As the BBC found out, you can’t just replace these guys. Nor can you feed them blended vegetables and rusks and expect them to regain any of their youth, and in recent episodes the old energy does seem to be lacking. It’s definitely time for them to stop. There are two options for the producers, then: drop the show like a mouldy potato or get new blood in, and it looks like the (new) producers want to go for option B. How could that look? In short, really, really bad, if they don’t learn from past mistakes. Pick the wrong presenters and it’ll flop harder than your fat uncle in a Majorcan swimming pool.

Let’s discuss personnel. What the BBC did, in a fit of indecision after attempting to blend six main presenters into one woeful trial series (remember Eddie Jordan?), was settle on three wholly different people who just didn’t gel. At all. The plan didn’t work and, if it’s true that Studio Lambert is taking charge of the next iteration of the Grand Tour, they’ll want to learn from what became a sting so hard the BBC can probably still feel it, and make sure they bring in three – it’s the only number that works for this kind of show – leads who already have that chemistry. That’s surely lesson number one.

Clarkson, Hammond and May on The Grand Tour - A Scandi Flick
Clarkson, Hammond and May on The Grand Tour - A Scandi Flick

Second-up to bat, amongst the easy ways to drop the ball here, is the nightmarish scenario of asking the new faces to just copy what’s gone before in the hands of some of the world’s most experienced car show-based entertainers. Better that they get their own twist on the show to remove those tough comparisons.
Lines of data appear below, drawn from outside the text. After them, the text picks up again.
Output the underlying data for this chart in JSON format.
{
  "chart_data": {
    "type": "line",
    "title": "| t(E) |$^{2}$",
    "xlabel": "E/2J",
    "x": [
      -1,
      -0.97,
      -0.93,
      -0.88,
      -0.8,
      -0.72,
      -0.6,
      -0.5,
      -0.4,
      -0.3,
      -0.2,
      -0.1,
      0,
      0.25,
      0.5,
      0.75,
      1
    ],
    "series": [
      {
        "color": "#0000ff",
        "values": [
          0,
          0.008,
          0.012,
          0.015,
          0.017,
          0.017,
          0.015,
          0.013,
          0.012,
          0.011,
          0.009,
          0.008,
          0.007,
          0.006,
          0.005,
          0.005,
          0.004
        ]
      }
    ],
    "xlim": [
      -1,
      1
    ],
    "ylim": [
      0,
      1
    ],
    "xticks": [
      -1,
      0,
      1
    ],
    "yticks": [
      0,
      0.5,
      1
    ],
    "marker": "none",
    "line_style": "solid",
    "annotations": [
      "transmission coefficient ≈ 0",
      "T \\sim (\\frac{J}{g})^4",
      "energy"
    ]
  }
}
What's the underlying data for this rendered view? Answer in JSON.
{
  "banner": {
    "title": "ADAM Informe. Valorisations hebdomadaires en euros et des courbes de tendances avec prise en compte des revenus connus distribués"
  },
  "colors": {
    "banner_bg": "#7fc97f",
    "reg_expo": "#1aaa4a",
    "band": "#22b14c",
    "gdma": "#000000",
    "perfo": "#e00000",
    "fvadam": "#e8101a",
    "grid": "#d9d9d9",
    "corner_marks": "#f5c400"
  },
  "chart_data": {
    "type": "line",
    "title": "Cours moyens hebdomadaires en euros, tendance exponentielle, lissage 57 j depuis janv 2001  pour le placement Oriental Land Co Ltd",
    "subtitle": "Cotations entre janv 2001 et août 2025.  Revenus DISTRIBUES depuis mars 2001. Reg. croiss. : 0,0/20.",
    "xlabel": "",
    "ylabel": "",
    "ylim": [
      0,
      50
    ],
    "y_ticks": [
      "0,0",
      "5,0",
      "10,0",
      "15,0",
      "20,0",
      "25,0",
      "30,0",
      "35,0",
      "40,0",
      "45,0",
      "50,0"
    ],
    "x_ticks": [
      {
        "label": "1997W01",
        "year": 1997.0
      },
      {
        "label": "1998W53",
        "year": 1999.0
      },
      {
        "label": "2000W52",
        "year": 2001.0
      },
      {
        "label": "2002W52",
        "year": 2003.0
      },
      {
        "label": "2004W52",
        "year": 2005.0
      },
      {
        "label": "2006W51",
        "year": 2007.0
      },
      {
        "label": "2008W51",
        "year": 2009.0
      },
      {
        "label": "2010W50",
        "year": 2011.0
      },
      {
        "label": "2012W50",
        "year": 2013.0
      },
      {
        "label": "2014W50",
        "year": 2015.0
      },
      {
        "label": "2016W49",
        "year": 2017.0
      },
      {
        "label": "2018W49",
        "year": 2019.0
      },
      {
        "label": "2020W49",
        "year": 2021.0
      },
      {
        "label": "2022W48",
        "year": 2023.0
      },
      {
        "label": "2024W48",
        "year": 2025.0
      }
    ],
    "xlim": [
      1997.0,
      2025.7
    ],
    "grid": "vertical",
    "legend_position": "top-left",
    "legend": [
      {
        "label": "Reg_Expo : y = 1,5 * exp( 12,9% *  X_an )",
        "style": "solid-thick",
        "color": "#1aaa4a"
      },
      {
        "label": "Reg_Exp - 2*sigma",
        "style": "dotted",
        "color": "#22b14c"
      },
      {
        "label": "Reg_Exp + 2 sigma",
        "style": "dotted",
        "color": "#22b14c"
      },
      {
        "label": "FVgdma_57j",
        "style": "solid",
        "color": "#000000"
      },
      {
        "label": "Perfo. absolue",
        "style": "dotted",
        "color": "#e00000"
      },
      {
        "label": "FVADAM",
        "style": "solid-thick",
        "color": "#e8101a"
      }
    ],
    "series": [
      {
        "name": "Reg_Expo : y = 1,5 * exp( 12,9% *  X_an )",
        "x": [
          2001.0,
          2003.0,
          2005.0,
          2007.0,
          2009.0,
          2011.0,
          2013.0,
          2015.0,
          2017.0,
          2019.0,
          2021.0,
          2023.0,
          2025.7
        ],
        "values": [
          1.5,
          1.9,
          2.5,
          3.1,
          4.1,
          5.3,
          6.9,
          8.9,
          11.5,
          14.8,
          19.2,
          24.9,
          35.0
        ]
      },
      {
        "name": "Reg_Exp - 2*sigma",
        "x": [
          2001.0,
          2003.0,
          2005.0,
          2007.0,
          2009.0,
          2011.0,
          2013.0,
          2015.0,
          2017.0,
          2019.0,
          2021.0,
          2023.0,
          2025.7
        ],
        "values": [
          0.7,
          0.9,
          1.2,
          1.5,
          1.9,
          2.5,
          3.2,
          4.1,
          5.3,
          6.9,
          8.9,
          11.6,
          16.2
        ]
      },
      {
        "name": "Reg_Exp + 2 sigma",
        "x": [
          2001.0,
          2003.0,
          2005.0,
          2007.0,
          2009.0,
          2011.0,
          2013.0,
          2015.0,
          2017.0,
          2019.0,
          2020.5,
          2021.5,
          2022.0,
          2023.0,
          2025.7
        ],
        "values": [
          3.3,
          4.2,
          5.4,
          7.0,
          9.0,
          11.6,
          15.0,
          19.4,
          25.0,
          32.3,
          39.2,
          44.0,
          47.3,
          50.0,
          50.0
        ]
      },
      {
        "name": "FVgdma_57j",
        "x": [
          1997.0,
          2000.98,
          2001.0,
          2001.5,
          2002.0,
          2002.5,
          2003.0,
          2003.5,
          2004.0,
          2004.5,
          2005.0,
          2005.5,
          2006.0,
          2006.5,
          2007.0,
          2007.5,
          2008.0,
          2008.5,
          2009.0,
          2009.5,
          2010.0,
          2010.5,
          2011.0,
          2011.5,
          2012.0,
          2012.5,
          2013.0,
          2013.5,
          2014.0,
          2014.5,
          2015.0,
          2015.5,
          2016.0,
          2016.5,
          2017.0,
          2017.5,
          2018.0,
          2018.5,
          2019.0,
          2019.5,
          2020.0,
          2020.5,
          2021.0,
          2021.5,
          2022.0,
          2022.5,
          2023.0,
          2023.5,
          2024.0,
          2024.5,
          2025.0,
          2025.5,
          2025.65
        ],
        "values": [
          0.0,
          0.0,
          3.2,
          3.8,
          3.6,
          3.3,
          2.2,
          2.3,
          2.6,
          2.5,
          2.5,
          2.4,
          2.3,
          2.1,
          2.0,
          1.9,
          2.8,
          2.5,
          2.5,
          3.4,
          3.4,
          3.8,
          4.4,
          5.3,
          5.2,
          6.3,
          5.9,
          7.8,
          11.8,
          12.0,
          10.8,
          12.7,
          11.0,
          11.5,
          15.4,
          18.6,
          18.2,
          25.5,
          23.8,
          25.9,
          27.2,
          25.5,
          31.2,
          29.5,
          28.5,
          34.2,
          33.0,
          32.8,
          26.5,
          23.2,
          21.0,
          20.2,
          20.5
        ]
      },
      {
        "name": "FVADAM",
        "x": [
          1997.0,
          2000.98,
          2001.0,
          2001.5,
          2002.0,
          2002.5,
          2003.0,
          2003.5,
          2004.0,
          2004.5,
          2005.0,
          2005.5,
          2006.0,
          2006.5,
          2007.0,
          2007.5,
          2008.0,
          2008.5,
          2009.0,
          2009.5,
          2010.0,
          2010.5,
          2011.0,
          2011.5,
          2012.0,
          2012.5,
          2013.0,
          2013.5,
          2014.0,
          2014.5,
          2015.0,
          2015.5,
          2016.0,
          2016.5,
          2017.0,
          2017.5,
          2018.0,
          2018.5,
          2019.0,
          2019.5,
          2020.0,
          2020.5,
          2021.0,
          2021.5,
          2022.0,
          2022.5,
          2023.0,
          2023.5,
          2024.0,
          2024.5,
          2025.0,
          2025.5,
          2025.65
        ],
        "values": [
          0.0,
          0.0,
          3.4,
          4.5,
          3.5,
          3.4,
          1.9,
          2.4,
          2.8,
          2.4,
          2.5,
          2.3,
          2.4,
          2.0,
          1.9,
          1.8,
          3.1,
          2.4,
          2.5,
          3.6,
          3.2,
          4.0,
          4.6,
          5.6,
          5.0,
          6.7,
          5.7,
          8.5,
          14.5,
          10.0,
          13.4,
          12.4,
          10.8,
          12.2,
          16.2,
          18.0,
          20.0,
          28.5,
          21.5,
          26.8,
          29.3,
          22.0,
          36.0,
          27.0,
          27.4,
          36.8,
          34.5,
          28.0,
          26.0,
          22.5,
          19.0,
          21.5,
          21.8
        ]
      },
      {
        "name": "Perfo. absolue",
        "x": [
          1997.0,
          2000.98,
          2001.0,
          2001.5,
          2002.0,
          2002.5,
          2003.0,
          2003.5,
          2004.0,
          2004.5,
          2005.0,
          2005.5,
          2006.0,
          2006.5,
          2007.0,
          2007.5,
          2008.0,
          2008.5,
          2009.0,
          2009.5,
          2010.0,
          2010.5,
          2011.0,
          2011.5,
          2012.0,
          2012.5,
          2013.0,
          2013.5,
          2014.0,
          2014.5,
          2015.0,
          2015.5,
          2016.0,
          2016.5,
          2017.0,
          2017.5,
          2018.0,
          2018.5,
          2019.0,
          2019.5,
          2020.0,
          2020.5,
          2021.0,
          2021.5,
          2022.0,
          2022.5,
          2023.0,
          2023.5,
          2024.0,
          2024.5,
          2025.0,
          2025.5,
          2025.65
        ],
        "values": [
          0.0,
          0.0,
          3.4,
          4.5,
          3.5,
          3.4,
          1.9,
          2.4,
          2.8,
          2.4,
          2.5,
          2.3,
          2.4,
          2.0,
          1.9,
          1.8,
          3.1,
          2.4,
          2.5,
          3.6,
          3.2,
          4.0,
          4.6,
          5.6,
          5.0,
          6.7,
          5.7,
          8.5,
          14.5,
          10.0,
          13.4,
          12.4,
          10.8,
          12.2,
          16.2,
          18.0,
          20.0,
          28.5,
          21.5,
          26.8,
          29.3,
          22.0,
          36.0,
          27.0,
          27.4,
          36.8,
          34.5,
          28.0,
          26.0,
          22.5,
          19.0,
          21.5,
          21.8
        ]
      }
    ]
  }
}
It’s time to think of new ways to get bums on seats in homes around the world; owners tuning in for the next instalment of the Grand Tour version 2.0. Which neatly brings us to the third and possibly biggest issue the show and its makers face. Are there actually any new ways to ‘do’ cars on big-budget TV that appeal to many millions of ordinary people per episode?

Clarkson, Hammond and May have driven on almost every continent, gone north, south, east, west, across areas that were recently war zones, up snowy mountains, across deserts, through jungles, the outback, visited many of the most spectacular places on earth that you can reach in a car; hell, they’ve even taken pick-ups to the North Pole and driven through the radioactive Chernobyl exclusion zone. The highest roads, the twistiest roads, the most dangerous roads, the best roads, in supercars, superminis, off-roaders, boats, trucks, motorbikes… yes, even mobility scooters. it was a remarkable and wonderful journey. They even managed to convince the likes of Will Smith, Cameron Diaz and Tom Cruise – Tom sodding Cruise! – to come and drive a Kia Cee’d.

There are loads of car-related YouTube channels out there that we know and love, right? That doesn’t mean they’d make popular or effective TV shows, or whether the ideas would even transfer across. The glory of YouTube is in small-scale silliness and easy recovery from an episode that doesn’t do so well, but TV is a big and unforgiving beast. YouTube content works as it is. On the other hand, the minefield quest to find something genuinely new and effective to put into the Grand Tour has to succeed this time, or else the whole concept of the TV car show as we know it will probably need to be shelved – potentially for a very long time. With an Atlantic Ocean’s worth of water already having passed under this bridge, maybe a rest really is the best thing for it.